Tous les matins du monde : De l’espace romanesque à l’espace filmique
La relation entre le texte de Pascal Quignard et le film d’Alain Corneau est un cas particulier qui ne relève ni de l’adaptation classique, ni du scénario original. Quand Corneau demande un scénario original pour une film de fiction consacré aux musiciens Sainte-Colombe et Marin Marais, contemporains de Louis XIV, Quignard refuse, mais écrit un roman qu’ils adapteront ensemble.
Le roman, d’un style classique, très sobre – en cohérence avec les idées jansénistes du personnage principal – raconte l’histoire du compositeur Sainte-Colombe qui, après la mort inattendue de sa femme, se retire du monde et de la Cour parisienne pour s’enfermer de plus en plus avec ses deux filles dans sa maison avec jardin à Bièvre. Ce domaine peut être vu comme un espace clos, privatif, d’où au fur et à mesure que le récit avance, les autres, y compris son jeune élève Marin Marais, seront de plus en plus éloignés, jusqu’à ce que Sainte-Colombe s’y retrouve tout seul. La partie la plus privative de cet espace est une cabane en bois que Sainte-Colombe a fait construire dans le jardin, dans laquelle il pratique son art et où lui apparaît le fantôme de sa femme. Durant toute l’intrigue, personne d’autre n’y entre, excepté Marin Marais qui n’y sera admis qu’à la fin du récit quand il aura fini par comprendre le maître.

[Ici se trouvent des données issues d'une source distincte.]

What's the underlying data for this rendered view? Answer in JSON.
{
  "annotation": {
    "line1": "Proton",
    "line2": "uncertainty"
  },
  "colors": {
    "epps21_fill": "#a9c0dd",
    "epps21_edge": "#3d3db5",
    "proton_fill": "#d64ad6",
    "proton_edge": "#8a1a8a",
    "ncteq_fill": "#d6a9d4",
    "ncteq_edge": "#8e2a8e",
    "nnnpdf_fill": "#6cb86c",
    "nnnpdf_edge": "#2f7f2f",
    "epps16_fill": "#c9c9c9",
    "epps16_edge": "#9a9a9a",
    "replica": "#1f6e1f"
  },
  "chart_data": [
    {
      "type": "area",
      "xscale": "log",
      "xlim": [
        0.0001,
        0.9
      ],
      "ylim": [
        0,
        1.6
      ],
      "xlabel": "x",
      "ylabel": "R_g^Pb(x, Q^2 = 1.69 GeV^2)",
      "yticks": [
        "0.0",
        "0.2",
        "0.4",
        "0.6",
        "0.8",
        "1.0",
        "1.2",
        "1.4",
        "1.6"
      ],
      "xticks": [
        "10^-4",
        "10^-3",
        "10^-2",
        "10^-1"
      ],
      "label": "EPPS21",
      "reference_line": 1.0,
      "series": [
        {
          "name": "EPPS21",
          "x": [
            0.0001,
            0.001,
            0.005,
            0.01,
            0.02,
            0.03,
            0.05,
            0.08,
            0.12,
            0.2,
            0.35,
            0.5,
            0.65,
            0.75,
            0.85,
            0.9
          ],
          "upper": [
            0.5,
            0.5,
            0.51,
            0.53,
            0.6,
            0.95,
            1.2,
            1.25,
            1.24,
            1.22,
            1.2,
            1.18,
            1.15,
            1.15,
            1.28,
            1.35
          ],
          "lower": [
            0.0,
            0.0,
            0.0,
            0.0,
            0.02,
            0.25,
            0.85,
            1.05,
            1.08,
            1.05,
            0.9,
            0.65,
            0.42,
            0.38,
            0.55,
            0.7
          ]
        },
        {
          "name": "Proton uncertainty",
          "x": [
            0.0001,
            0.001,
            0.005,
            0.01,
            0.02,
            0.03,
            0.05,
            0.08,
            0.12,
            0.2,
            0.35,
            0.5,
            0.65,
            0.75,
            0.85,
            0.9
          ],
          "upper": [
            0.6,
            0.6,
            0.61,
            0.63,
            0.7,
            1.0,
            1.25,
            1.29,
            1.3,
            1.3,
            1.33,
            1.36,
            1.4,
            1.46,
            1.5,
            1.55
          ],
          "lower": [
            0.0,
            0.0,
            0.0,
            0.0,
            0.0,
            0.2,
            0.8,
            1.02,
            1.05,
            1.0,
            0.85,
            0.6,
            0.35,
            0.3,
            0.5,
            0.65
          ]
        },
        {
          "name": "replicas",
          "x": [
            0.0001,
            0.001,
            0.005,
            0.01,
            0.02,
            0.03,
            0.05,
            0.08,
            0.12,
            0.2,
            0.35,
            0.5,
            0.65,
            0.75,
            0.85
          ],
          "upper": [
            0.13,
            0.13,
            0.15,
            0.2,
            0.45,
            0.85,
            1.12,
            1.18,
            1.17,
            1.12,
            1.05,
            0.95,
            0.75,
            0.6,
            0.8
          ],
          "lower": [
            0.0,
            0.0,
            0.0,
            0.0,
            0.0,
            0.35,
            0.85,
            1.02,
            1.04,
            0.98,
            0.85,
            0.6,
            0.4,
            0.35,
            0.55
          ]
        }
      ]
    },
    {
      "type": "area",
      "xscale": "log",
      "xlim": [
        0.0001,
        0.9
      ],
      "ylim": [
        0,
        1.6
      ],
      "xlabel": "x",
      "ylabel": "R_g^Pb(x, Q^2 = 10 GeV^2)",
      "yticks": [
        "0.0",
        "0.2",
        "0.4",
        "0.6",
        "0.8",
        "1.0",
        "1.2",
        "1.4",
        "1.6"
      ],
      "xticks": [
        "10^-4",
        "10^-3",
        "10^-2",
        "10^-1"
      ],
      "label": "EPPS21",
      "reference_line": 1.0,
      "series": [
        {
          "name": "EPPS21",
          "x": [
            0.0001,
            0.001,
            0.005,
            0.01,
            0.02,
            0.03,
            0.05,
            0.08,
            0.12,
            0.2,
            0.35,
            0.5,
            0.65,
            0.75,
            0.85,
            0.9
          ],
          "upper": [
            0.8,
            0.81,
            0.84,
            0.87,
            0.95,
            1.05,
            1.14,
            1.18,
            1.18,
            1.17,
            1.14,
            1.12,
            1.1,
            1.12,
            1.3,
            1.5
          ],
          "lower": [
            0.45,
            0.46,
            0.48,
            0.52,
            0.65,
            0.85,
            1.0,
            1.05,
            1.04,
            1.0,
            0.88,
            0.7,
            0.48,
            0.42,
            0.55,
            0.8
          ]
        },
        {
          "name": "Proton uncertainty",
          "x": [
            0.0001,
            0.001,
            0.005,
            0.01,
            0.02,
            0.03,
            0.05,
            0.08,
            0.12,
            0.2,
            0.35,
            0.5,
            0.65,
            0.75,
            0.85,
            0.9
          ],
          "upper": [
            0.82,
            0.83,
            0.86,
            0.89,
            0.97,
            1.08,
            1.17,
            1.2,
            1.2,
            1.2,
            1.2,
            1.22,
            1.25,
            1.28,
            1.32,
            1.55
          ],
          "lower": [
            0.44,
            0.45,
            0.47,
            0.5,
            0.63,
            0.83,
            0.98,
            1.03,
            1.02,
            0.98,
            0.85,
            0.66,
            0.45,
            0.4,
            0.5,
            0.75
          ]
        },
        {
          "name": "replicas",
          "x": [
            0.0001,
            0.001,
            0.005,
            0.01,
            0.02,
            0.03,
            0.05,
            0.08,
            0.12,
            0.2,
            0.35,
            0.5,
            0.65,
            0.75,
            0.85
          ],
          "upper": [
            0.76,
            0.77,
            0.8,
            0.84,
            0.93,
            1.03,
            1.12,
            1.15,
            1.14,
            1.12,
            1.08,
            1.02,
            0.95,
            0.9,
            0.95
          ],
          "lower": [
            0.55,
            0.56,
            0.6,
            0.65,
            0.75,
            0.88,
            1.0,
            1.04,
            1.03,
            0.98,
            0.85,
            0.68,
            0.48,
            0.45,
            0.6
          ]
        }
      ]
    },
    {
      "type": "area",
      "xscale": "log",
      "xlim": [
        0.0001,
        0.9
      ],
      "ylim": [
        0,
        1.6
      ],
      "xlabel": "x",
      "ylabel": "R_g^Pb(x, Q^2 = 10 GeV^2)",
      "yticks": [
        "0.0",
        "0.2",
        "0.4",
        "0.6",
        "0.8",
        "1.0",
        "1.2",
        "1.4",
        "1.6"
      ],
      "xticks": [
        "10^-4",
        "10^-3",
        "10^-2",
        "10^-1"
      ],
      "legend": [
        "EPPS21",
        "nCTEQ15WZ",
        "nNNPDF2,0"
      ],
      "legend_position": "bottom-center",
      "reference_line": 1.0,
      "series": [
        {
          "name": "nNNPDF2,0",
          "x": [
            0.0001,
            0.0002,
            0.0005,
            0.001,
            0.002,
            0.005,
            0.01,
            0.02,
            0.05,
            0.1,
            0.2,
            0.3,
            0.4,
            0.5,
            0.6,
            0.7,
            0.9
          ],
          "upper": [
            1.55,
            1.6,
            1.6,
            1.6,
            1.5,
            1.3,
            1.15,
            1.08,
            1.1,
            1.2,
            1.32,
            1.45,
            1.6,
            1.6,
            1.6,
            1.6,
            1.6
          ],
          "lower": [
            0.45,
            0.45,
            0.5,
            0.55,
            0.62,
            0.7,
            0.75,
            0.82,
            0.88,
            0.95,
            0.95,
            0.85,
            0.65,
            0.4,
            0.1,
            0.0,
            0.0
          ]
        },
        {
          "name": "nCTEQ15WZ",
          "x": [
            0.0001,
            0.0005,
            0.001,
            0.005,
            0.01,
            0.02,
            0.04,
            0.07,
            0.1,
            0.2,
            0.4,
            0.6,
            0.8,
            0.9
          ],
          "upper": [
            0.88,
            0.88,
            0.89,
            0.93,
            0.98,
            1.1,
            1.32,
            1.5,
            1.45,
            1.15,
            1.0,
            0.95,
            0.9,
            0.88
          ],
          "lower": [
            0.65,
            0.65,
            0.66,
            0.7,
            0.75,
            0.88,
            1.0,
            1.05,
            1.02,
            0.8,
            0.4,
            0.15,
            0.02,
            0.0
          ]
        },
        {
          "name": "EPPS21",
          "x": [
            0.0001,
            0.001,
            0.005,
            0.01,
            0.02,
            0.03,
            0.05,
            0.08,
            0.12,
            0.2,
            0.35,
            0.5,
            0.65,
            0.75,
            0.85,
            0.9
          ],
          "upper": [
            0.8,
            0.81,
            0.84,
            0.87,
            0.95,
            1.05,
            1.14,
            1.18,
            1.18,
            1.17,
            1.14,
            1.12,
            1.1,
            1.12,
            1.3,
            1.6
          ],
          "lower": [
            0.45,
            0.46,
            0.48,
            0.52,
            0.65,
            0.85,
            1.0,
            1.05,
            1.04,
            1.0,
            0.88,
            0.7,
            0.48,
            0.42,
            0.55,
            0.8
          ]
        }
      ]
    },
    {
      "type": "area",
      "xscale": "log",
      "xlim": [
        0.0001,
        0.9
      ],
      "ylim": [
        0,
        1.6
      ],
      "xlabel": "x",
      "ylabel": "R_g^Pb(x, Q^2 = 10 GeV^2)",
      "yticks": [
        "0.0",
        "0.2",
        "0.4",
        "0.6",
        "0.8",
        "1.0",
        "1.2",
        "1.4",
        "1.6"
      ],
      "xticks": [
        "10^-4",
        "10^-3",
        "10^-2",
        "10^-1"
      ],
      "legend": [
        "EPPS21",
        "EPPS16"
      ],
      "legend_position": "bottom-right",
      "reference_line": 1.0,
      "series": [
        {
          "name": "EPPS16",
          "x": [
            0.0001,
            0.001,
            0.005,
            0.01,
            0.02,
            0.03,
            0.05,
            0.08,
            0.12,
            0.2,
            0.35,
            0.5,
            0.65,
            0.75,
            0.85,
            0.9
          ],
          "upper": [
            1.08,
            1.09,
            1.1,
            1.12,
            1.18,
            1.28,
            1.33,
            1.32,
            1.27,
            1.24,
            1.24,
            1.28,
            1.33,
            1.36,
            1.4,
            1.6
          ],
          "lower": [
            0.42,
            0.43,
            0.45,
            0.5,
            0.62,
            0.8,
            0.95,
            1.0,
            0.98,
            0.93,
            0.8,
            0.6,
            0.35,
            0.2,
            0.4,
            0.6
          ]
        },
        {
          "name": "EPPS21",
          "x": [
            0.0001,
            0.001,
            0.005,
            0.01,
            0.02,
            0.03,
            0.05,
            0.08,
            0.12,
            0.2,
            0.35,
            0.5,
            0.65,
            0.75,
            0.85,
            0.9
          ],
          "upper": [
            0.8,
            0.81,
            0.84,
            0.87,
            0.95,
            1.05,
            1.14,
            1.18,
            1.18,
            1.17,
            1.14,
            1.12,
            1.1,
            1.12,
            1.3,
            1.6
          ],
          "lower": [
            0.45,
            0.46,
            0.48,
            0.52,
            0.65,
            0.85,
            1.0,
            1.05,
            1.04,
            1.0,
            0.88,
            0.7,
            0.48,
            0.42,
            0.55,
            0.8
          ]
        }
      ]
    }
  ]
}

Le texte de Quignard donne peu d’informations sur l’espace qui est décrit en des termes très généraux. Cette retenue dans la description est cohérente avec l’idée d’un espace privatif dont on veut restreindre autant que possible l’appropriation par le lecteur. L’objectif de cette communication est de montrer, en ce qui concerne l’espace, par quels choix esthétiques et techniques le film traduit l’atmosphère du roman à l’écran. Notre analyse se situera dans le cadre de l’approche phénoménologique de l’espace au cinéma développée par Antoine Gaudin dans L’espace cinématographique : Esthétique et dramaturgie (Armand Colin, 2015). Elle traitera en particulier les aspects suivants :
(i) L’absence presque totale de mouvements de caméra ;
(ii) la fonction spatiale du récit cadre et de la voix off intradiégétique, absents du roman ;
(iii) le rôle et l’esthétique des séquences où Sainte-Colombe quitte son espace privatif ;
(iv) la contribution du son à l’appropriation de l’espace par le spectateur.